Schön, dass du da bist!

Bereits beim Kirchenportal werden die Gottesdienstbesucher mit einer speziell gestalteten Tafel willkommen geheissen: „Schön, dass du da bist!“ Die Worte sind mit Zierbuchstaben geschrieben und hängen auf einem geschmückten Heureiter.

Petra Moser eröffnet den ökumenischen Gottesdienst mit ihren Klängen auf dem E-Piano. Ihr musikalisches Talent und ihre Freude an der Musik sind ansteckend. „Die Erde ist schön!“ singen Kinder und Erwachsene begeistert mit.

An diesem ökumenischen Anlass bekommt Dussnang einen ganz speziellen Besuch. Es ist der mutige Joseph aus dem Alten Testament, welcher damals dem Pharao die Stirn bot. Gespielt wird Joseph durch Yven Hess aus Balterswil. Zusammen mit Seelsorgerin Daniela Albus hält er einen lebendigen Dialog zum Thema Überfluss und Armut damals und heute.

Pfarrerin Isabel Stuhlmann bringt diesen Dialog abschliessend im Predigtwort auf den Punkt:
Legen wir Angst und Furcht ab und vertrauen auf Gott, denn er sagt:

„Kümmert euch – aber sorgt euch nicht!“

Der Pfarreirat hat die Kirche zusammen mit Mesmerin Klärly Böhi mit einer liebevollen und fabenprächtigen Vielfalt an Früchten, Blumen und Gemüsen geschmückt, einfach wunderbar anzuschauen und sich bewusst zu machen, in welch grossem Reichtum wir leben.

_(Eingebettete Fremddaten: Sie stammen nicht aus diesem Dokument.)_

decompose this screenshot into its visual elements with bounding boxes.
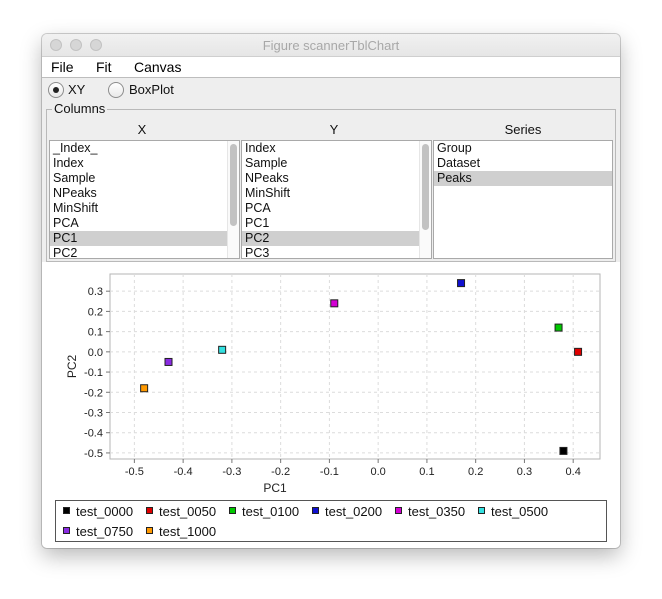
y-tick-label: 0.0 xyxy=(88,347,103,359)
legend-swatch xyxy=(146,527,153,534)
legend-swatch xyxy=(478,507,485,514)
legend-swatch xyxy=(229,507,236,514)
x-tick-label: 0.4 xyxy=(566,466,581,478)
chart-legend: test_0000 test_0050 test_0100 test_0200 test… xyxy=(55,500,607,542)
y-column-list-item[interactable]: PC2 xyxy=(242,231,431,246)
x-column-list-item[interactable]: _Index_ xyxy=(53,141,98,155)
x-tick-label: -0.3 xyxy=(222,466,241,478)
scatter-point-test_0350[interactable] xyxy=(330,299,339,308)
x-column-list-item[interactable]: PC2 xyxy=(53,246,78,259)
y-column-list[interactable]: Index Sample NPeaks MinShift PCA PC1 PC2 PC3 xyxy=(241,140,432,259)
x-column-list-item[interactable]: Index xyxy=(53,156,84,170)
scatter-point-test_0050[interactable] xyxy=(574,347,583,356)
columns-group: Columns X Y Series _Index_ Index Sample NPe… xyxy=(46,101,616,262)
y-column-list-item[interactable]: PC1 xyxy=(245,216,270,230)
x-column-list[interactable]: _Index_ Index Sample NPeaks MinShift PCA PC1 PC… xyxy=(49,140,240,259)
legend-label: test_1000 xyxy=(159,524,217,539)
y-tick-label: 0.1 xyxy=(88,327,103,339)
scatter-point-test_0000[interactable] xyxy=(559,446,568,455)
x-tick-label: -0.5 xyxy=(125,466,144,478)
x-tick-label: -0.1 xyxy=(320,466,339,478)
x-column-header: X xyxy=(137,122,147,137)
minimize-window-button[interactable] xyxy=(70,39,82,51)
boxplot-radio[interactable] xyxy=(108,82,124,98)
scatter-point-test_1000[interactable] xyxy=(140,384,149,393)
y-column-list-item[interactable]: Index xyxy=(245,141,276,155)
y-column-list-item[interactable]: NPeaks xyxy=(245,171,289,185)
scatter-point-test_0750[interactable] xyxy=(164,357,173,366)
x-list-scrollbar[interactable] xyxy=(227,141,239,258)
y-column-list-item[interactable]: MinShift xyxy=(245,186,291,200)
x-column-list-item[interactable]: PCA xyxy=(53,216,79,230)
xy-radio[interactable] xyxy=(48,82,64,98)
plot-area[interactable] xyxy=(109,273,601,460)
x-axis-label: PC1 xyxy=(263,481,287,495)
x-column-list-item[interactable]: Sample xyxy=(53,171,96,185)
legend-label: test_0100 xyxy=(242,504,300,519)
boxplot-radio-label[interactable]: BoxPlot xyxy=(129,82,174,97)
y-column-header: Y xyxy=(329,122,339,137)
figure-window: Figure scannerTblChart File Fit Canvas X… xyxy=(42,34,620,548)
y-tick-label: 0.2 xyxy=(88,306,103,318)
y-column-list-item[interactable]: Sample xyxy=(245,156,288,170)
legend-label: test_0050 xyxy=(159,504,217,519)
legend-label: test_0200 xyxy=(325,504,383,519)
x-tick-label: 0.0 xyxy=(371,466,386,478)
x-tick-label: -0.4 xyxy=(174,466,193,478)
legend-label: test_0350 xyxy=(408,504,466,519)
menu-fit[interactable]: Fit xyxy=(96,59,112,75)
y-list-scroll-thumb[interactable] xyxy=(422,144,429,230)
scatter-point-test_0500[interactable] xyxy=(218,345,227,354)
y-tick-label: -0.1 xyxy=(84,367,103,379)
x-tick-label: 0.2 xyxy=(468,466,483,478)
legend-swatch xyxy=(146,507,153,514)
x-tick-label: 0.3 xyxy=(517,466,532,478)
legend-swatch xyxy=(312,507,319,514)
window-title: Figure scannerTblChart xyxy=(262,38,400,53)
legend-swatch xyxy=(395,507,402,514)
y-tick-label: -0.3 xyxy=(84,407,103,419)
menu-file[interactable]: File xyxy=(51,59,74,75)
legend-label: test_0750 xyxy=(76,524,134,539)
y-column-list-item[interactable]: PC3 xyxy=(245,246,270,259)
y-tick-label: -0.4 xyxy=(84,428,103,440)
legend-swatch xyxy=(63,527,70,534)
scatter-chart[interactable]: -0.5 -0.4 -0.3 -0.2 -0.1 0.0 0.1 0.2 0.3 0.4 0.3 0.… xyxy=(42,262,620,498)
x-tick-label: -0.2 xyxy=(271,466,290,478)
xy-radio-label[interactable]: XY xyxy=(68,82,86,97)
y-list-scrollbar[interactable] xyxy=(419,141,431,258)
y-tick-label: 0.3 xyxy=(88,286,103,298)
x-tick-label: 0.1 xyxy=(419,466,434,478)
series-column-list-item[interactable]: Dataset xyxy=(437,156,481,170)
legend-swatch xyxy=(63,507,70,514)
scatter-point-test_0100[interactable] xyxy=(554,323,563,332)
series-column-list[interactable]: Group Dataset Peaks xyxy=(433,140,613,259)
menu-bar: File Fit Canvas xyxy=(42,57,620,78)
x-column-list-item[interactable]: NPeaks xyxy=(53,186,97,200)
y-column-list-item[interactable]: PCA xyxy=(245,201,271,215)
scatter-point-test_0200[interactable] xyxy=(457,279,466,288)
close-window-button[interactable] xyxy=(50,39,62,51)
menu-canvas[interactable]: Canvas xyxy=(134,59,182,75)
series-column-list-item[interactable]: Group xyxy=(437,141,472,155)
legend-label: test_0500 xyxy=(491,504,549,519)
series-column-header: Series xyxy=(504,122,542,137)
title-bar[interactable]: Figure scannerTblChart xyxy=(42,34,620,57)
y-axis-label: PC2 xyxy=(65,355,79,379)
x-column-list-item[interactable]: MinShift xyxy=(53,201,99,215)
zoom-window-button[interactable] xyxy=(90,39,102,51)
series-column-list-item[interactable]: Peaks xyxy=(434,171,612,186)
legend-label: test_0000 xyxy=(76,504,134,519)
y-tick-label: -0.2 xyxy=(84,387,103,399)
x-column-list-item[interactable]: PC1 xyxy=(50,231,239,246)
x-list-scroll-thumb[interactable] xyxy=(230,144,237,226)
y-tick-label: -0.5 xyxy=(84,448,103,460)
columns-group-title: Columns xyxy=(52,101,108,116)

Nach dem Gottesdienst sind alle ins evangelische Kirchgemeindehaus zum Suppenessen geladen. Die feinen Suppen, zubereitet durch Martin Dönni, munden ausgezeichnet. Das gemütliche Beisammensein rundet diesen besonderen Anlass ab. Die Kollekte und der Spendenerlös kommen dem Fastenopfer und Brot für alle zugute.

Claudia Widmer

Dialogpredigt "Kümmert euch!"

L1: Josef beeindruckt mich. Er ist so mutig. Dem mächtigsten Mann der damaligen Welt überbringt er schlechte Nachrichten. Und er sagt ihm, was zu tun sei. Dem mächtigsten Mann der Welt. Frech ist das und sehr mutig. Und vorausschauend. Josef kümmert sich um das, was in der Zukunft liegt. Es gibt so viele Dinge, die ich Josef fragen möchte. Gerade heute brauchen wir Menschen, die handeln wie er.

L2: Dann frag mich doch!

L1: Josef? Bist du das?

L2: Ja, klar. Frag nur.

L1: Ich finde den Traum des Pharaos unheimlich. Zuerst ist alles so schön und friedlich. Und dann verwandelt sich der Traum in einen Alptraum. Wie hast du herausgefunden, was er bedeutet?

L2: Der Traum war unmissverständlich. Auf sieben fette Jahre folgen sieben magere Jahre. Gott möchte, dass wir dafür vorsorgen. Der Traum soll uns wecken. Er ruft uns zu: "Kümmert euch! Sorgt vor! Setzt euch für das Leben ein!"

L1: Rufst du uns das auch heute noch zu?

L2: Selbstverständlich!

L1: Und was bedeutet das für uns?

L2: Ich verstehe die Welt von heute nicht mehr. Ihr habt ganz andere Voraussetzungen als damals. Kein allmächtiger Pharao bestimmt über euer Geschick. Wem sollte Gott heute die Botschaft zukommen lassen "Pass auf, es stehen schwere Zeiten bevor"? - Vielleicht müsstet ihr als erstes überlegen, ob ihr in den fetten oder in den mageren Jahren lebt.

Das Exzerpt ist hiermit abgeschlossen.